Computer Science Professor Looks to Improve Accessible Technologies
Learn more about Amy Pavel's contributions to computer science and her decision to join UT Austin.
Amy Pavel joined the College of Natural Sciences faculty in spring 2022 as an assistant professor in the Department of Computer Science. She was a postdoctoral fellow at Carnegie Mellon University and research scientist at Apple. She obtained her Ph.D. and undergraduate degrees at the University of California at Berkeley.
What is your main area of research?
My lab works at the intersection of artificial intelligence, human-computer interaction and accessibility. I work to understand humans and their goals, and then see what we can do with technology to achieve those goals. In general, my goal is to create new interactive technologies, usually embedding artificial intelligence, that all people, including those with disabilities, can use effectively.
What are your main goals for your time at UT?
One main goal is to determine the types of new interactive techniques we will use in the future. I plan to build artificial intelligence-powered interactions that help answer questions about how people interact with computers and then evaluate them to gain feedback on what we're creating. I also want to research how we can make the digital and physical world more accessible using recent advances in technology.
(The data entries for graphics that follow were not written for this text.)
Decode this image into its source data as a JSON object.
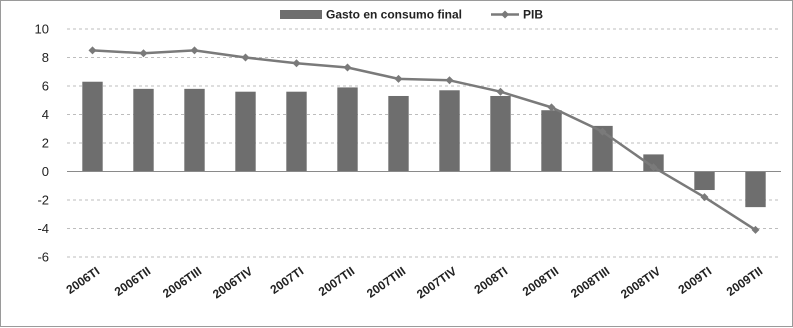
{
  "chart_data": {
    "type": "bar",
    "title": "",
    "xlabel": "",
    "ylabel": "",
    "categories": [
      "2006TI",
      "2006TII",
      "2006TIII",
      "2006TIV",
      "2007TI",
      "2007TII",
      "2007TIII",
      "2007TIV",
      "2008TI",
      "2008TII",
      "2008TIII",
      "2008TIV",
      "2009TI",
      "2009TII"
    ],
    "series": [
      {
        "name": "Gasto en consumo final",
        "type": "bar",
        "color": "#6e6e6e",
        "values": [
          6.3,
          5.8,
          5.8,
          5.6,
          5.6,
          5.9,
          5.3,
          5.7,
          5.3,
          4.3,
          3.2,
          1.2,
          -1.3,
          -2.5
        ]
      },
      {
        "name": "PIB",
        "type": "line",
        "color": "#7a7a7a",
        "values": [
          8.5,
          8.3,
          8.5,
          8.0,
          7.6,
          7.3,
          6.5,
          6.4,
          5.6,
          4.5,
          2.8,
          0.3,
          -1.8,
          -4.1
        ]
      }
    ],
    "ylim": [
      -6,
      10
    ],
    "yticks": [
      -6,
      -4,
      -2,
      0,
      2,
      4,
      6,
      8,
      10
    ],
    "grid": true,
    "legend_position": "top"
  }
}
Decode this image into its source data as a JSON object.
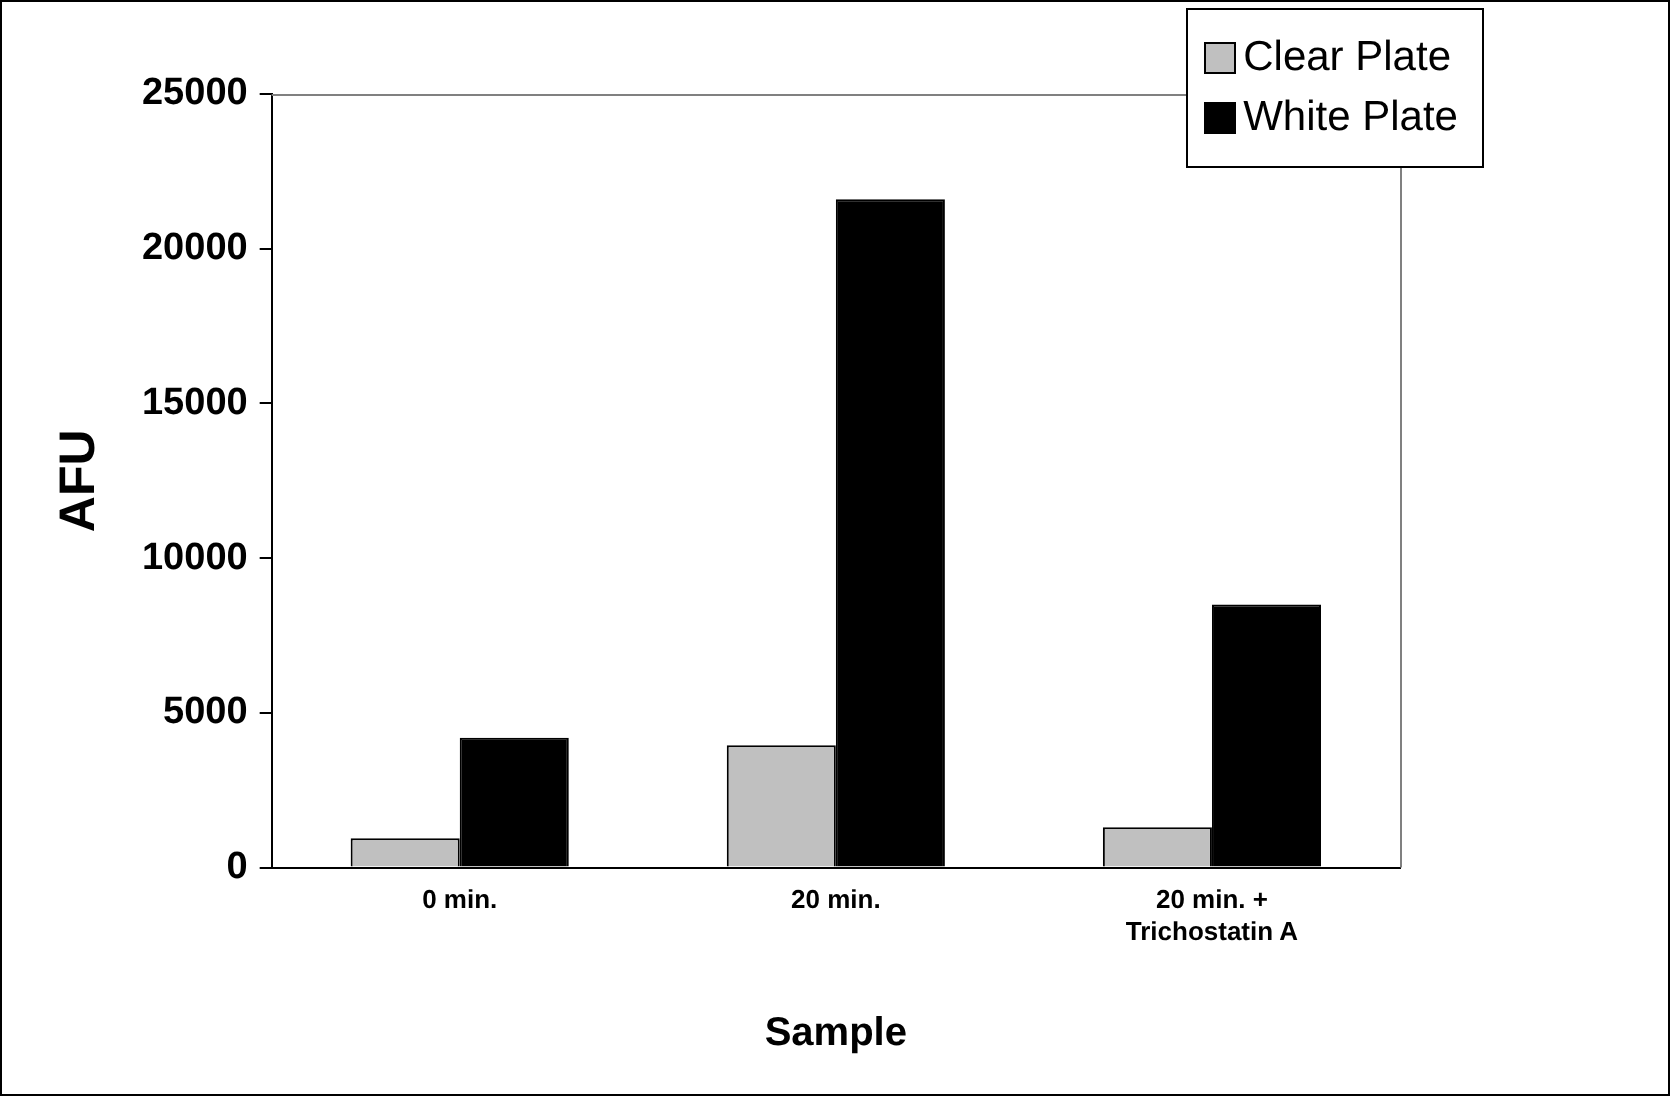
{
  "chart_data": {
    "type": "bar",
    "xlabel": "Sample",
    "ylabel": "AFU",
    "categories": [
      "0 min.",
      "20 min.",
      "20 min. +\nTrichostatin A"
    ],
    "series": [
      {
        "name": "Clear Plate",
        "color": "#c0c0c0",
        "values": [
          950,
          3950,
          1300
        ]
      },
      {
        "name": "White Plate",
        "color": "#000000",
        "values": [
          4200,
          21600,
          8500
        ]
      }
    ],
    "ylim": [
      0,
      25000
    ],
    "yticks": [
      0,
      5000,
      10000,
      15000,
      20000,
      25000
    ],
    "grid": false,
    "legend": "top right"
  }
}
Finally, I'd like to explore what interactions will make it easier for people to create and adapt computational tools to their own needs, because there is a big gap between the people who are creating technology and those who are using it.
What are some examples of projects you've worked on focusing on accessible technologies?
Video is a major medium of communication these days. We use YouTube and TikTok, for example, which are not accessible at all to people with vision impairments. My research has started to look at how we can make videos accessible to people with vision impairments. On online streaming services, like Netflix, you can hear audio descriptions of what's happening in the film. They're an art form, where the silent sections of a film are filled with descriptions of what's visually happening in the film, but these descriptions are really challenging to create and are only done by professionals. One of my projects looked at how we can let novices create audio descriptions easily. Another complication is that the current approach assumes that there will be silence in the video where you can fit in extra descriptions. So, another project considered how we could let the user just pause the video to get more information on demand. In the future, we should also consider how to make videos accessible during production, rather than trying to make them accessible at the end of the production process.
How do you include people with disabilities in the research process?
One standard approach is interviewing people with disabilities about how they do certain tasks. While working on helping people find accessible videos on YouTube more easily, we interviewed blind participants who already use YouTube regularly and asked them how they found videos, and what they considered "good" and "bad" videos in terms of accessibility. We also try to integrate users while collecting data. So, for example, if we're creating an artificial intelligence algorithm to predict if a video is accessible, we might include blind users to label videos as accessible or not accessible, so we make sure our assumptions about what makes a video accessible are informed by the users of the technology. Then, we take the algorithm we created and show it to users of the technology and integrate the feedback we get to improve our tool. It's important to have researchers with disabilities in our lab, so their opinions are included from the very beginning.
What drew you to UT Austin?
One of the things that is really exciting about UT in particular is that it's an excellent public university, so we get a big variety of talented students from across the state. I am super excited for the opportunity to teach and mentor students of all levels at UT. The university also has a top computer science department with strengths in areas that overlap with my own — natural language processing, computer vision and robotics. So, while I'm the first person in my subfield at the department, there will be ready collaborators. Plus, UT has strong departments across the university, like film, media and the School of Information. These strengths are helpful for my research, which often collaborates and evaluates technology with people in other domains.